Topic on User talk:Daniel Kinzler (WMDE)/MCR-PageUpdater

Further refactoring

7 comments • 15:12, 7 June 2018 5 years ago

7

Anomie (talkcontribs)

It might be useful to divide the descriptions of the various components into low-level (with correspondence to the green boxes or blue ovals) and high-level (with correspondence to the various arrows), and/or make more direct reference to which pieces of the diagram each class is handling and which pieces of the diagram are handled by which classes.

From your description of EditController and PageUpdater, it seems like you're thinking that the three arrows currently going from the "Sections, Edit conflicts" box to the "PST, Make rev" box would instead go through the "Data input" blue-oval, with the result that the Red dataflow and the Purple, Black, and Yellow would use the same method to enter the "PST, Make rev" box? If that's what you mean, it sounds reasonable to me. I note only the Black could actually reuse the Red dataflow itself though, since Yellow and Purple don't have the same endpoints.
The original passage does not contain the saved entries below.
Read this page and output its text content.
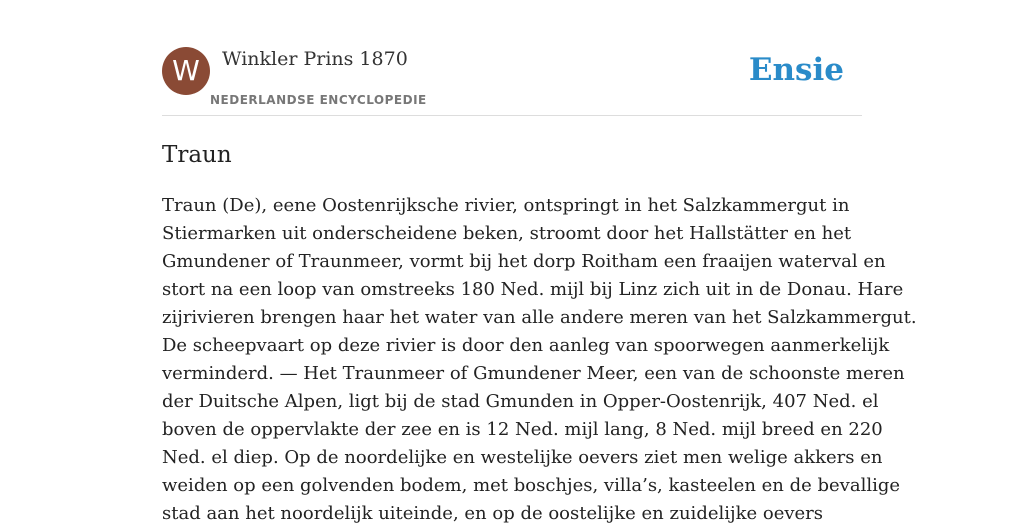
W	Winkler Prins 1870
NEDERLANDSE ENCYCLOPEDIE
Ensie
Traun
Traun (De), eene Oostenrijksche rivier, ontspringt in het Salzkammergut in
Stiermarken uit onderscheidene beken, stroomt door het Hallstätter en het
Gmundener of Traunmeer, vormt bij het dorp Roitham een fraaijen waterval en
stort na een loop van omstreeks 180 Ned. mijl bij Linz zich uit in de Donau. Hare
zijrivieren brengen haar het water van alle andere meren van het Salzkammergut.
De scheepvaart op deze rivier is door den aanleg van spoorwegen aanmerkelijk
verminderd. — Het Traunmeer of Gmundener Meer, een van de schoonste meren
der Duitsche Alpen, ligt bij de stad Gmunden in Opper-Oostenrijk, 407 Ned. el
boven de oppervlakte der zee en is 12 Ned. mijl lang, 8 Ned. mijl breed en 220
Ned. el diep. Op de noordelijke en westelijke oevers ziet men welige akkers en
weiden op een golvenden bodem, met boschjes, villa’s, kasteelen en de bevallige
stad aan het noordelijk uiteinde, en op de oostelijke en zuidelijke oevers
EditRevisionFactory (better name pending) builds an unsaved RevisionRecord from a RevisionSlotsUpdate, along with a RenderedRevision [...] It tries to take PST content and rendered content from th edit stash.

Why "along with a RenderedRevision"?

I wouldn't put the stash handling in there either. The high-level class for handling the Black/Grey dataflow should check the stash and follow Black or Grey as appropriate, and EditRevisionFactory shouldn't have to know anything about the stash.

I know that's a bit of a break from what WikiPage::doEditContent() does now. IMO that's ok.

DerivedPageDataUpdater takes a (safed) RevisionRecord and a RenderedRevision, and takes care of updating any secondary data and cached artifacts (optionally, recursively). It may re-use or re-render ParserOutput as appropriate.

It's a technicality, but it takes care of collecting the secondary data updates and scheduling them. The updates/jobs themselves actually do the updating.

"re-rendering" should be done by RevisionRenderer, probably via lazy callbacks from the RenderedRevision.

the job of discarding ParserOutput objects that depend on the revision ID may be handled by RenderedRevision. Perhaps it could have a setRevisionId() or updateRevision() method for this.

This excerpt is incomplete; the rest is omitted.